Perhaps it seemed like a safe wager for Mary Beth Steckel. Some consider her husband a computer novice. Moreover, one of the Tigers' assistant coaches will tell you that Dave Steckel has a history of making — and losing — bets. But this time Dave Steckel might have come out on top, even if the outcome was controversial.

If you ask Dave Steckel about his Twitter presence, the former Marine might slowly turn his head and look you over before locking in on your eyes. If you can match his stare, his stern expression will soften, replaced by a you've-got-to-be-kidding-me grin.

"I'm a computer illiterate, according to my daughter," Steckel said, adding that he had previously kept his Twitter account private because he didn't want to follow a lot of people. (He didn't understand he had a choice in whom to follow.)

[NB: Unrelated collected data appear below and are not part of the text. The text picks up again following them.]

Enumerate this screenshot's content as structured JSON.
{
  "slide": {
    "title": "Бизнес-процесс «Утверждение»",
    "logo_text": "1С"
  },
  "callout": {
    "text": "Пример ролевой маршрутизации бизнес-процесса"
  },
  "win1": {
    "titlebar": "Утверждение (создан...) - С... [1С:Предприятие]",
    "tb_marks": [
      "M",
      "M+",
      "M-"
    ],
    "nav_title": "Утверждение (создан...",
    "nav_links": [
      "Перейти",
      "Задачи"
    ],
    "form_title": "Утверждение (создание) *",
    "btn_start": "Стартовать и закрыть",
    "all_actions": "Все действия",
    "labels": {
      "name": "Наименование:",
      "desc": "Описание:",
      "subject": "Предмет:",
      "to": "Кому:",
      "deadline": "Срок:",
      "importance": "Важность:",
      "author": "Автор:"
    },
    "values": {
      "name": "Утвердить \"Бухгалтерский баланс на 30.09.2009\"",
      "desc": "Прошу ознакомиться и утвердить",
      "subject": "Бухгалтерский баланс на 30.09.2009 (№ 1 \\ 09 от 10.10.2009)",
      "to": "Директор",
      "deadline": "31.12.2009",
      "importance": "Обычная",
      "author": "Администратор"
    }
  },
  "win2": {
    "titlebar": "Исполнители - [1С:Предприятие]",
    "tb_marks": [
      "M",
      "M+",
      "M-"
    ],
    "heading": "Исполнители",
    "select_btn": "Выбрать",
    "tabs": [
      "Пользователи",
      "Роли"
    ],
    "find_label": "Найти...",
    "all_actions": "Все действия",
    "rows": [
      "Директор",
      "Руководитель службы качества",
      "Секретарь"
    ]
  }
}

But Steckel's godson, an Eastern Illinois University student, wanted to follow his godfather, so Steckel allowed his family to make his Twitter account public.

Once public, Steckel's account — @Coach_Stec — began accruing some followers. Tigers players and coaches noticed the trend and thought Steckel could garner even more.

"So the boys were here and we were all joking around and they said, 'Stec: You can get up to 1,000 (Twitter followers) before you know it,'" Steckel said. "And I said, 'No way.'"

"So my wife bet me."

Quarterbacks coach Andy Hill said he didn't "know a darn thing" about Steckel's 1000-followers bet. But he wasn't surprised the Steckels had made a wager.

"I know Stec likes to bet his wife about things," Hill said, confirming that the couple has a history of making friendly wagers.

Did this wager mean Steckel would lose another one to his wife?

On the eve of fall camp, the outcome hung in the balance. But Steckel said that defensive line coach Craig Kuligowski and starting center Evan Boehm, among others, led an unsolicited, grassroots campaign to increase Steckel's Twitter following.

On Aug. 2, Boehm — @BIGboehmTheory — sent two tweets out into cyberspace, the first of which was retweeted 40 times.

Kuligowski retweeted Crawford's note.

On the 1,000-follower bet, Steckel would get the last laugh.

As of Wednesday, the Tigers defensive guru has 1,527 Twitter followers (and he's following 173 people). Moreover, Steckel has posted 97 photos and he's "favorited" 455 tweets.

The "computer illiterate" Dave Steckel seems to be getting the hang of Twitter. More importantly, he won a bet with his wife. But Steckel said his wife thought he cheated: "She thinks I had them (players and coaches) put that tweet (Boehm's) out."

Steckel denies the allegation and said to "put that on (the) record."

"I did not (cheat), Mary Beth — you lose," Steckel said.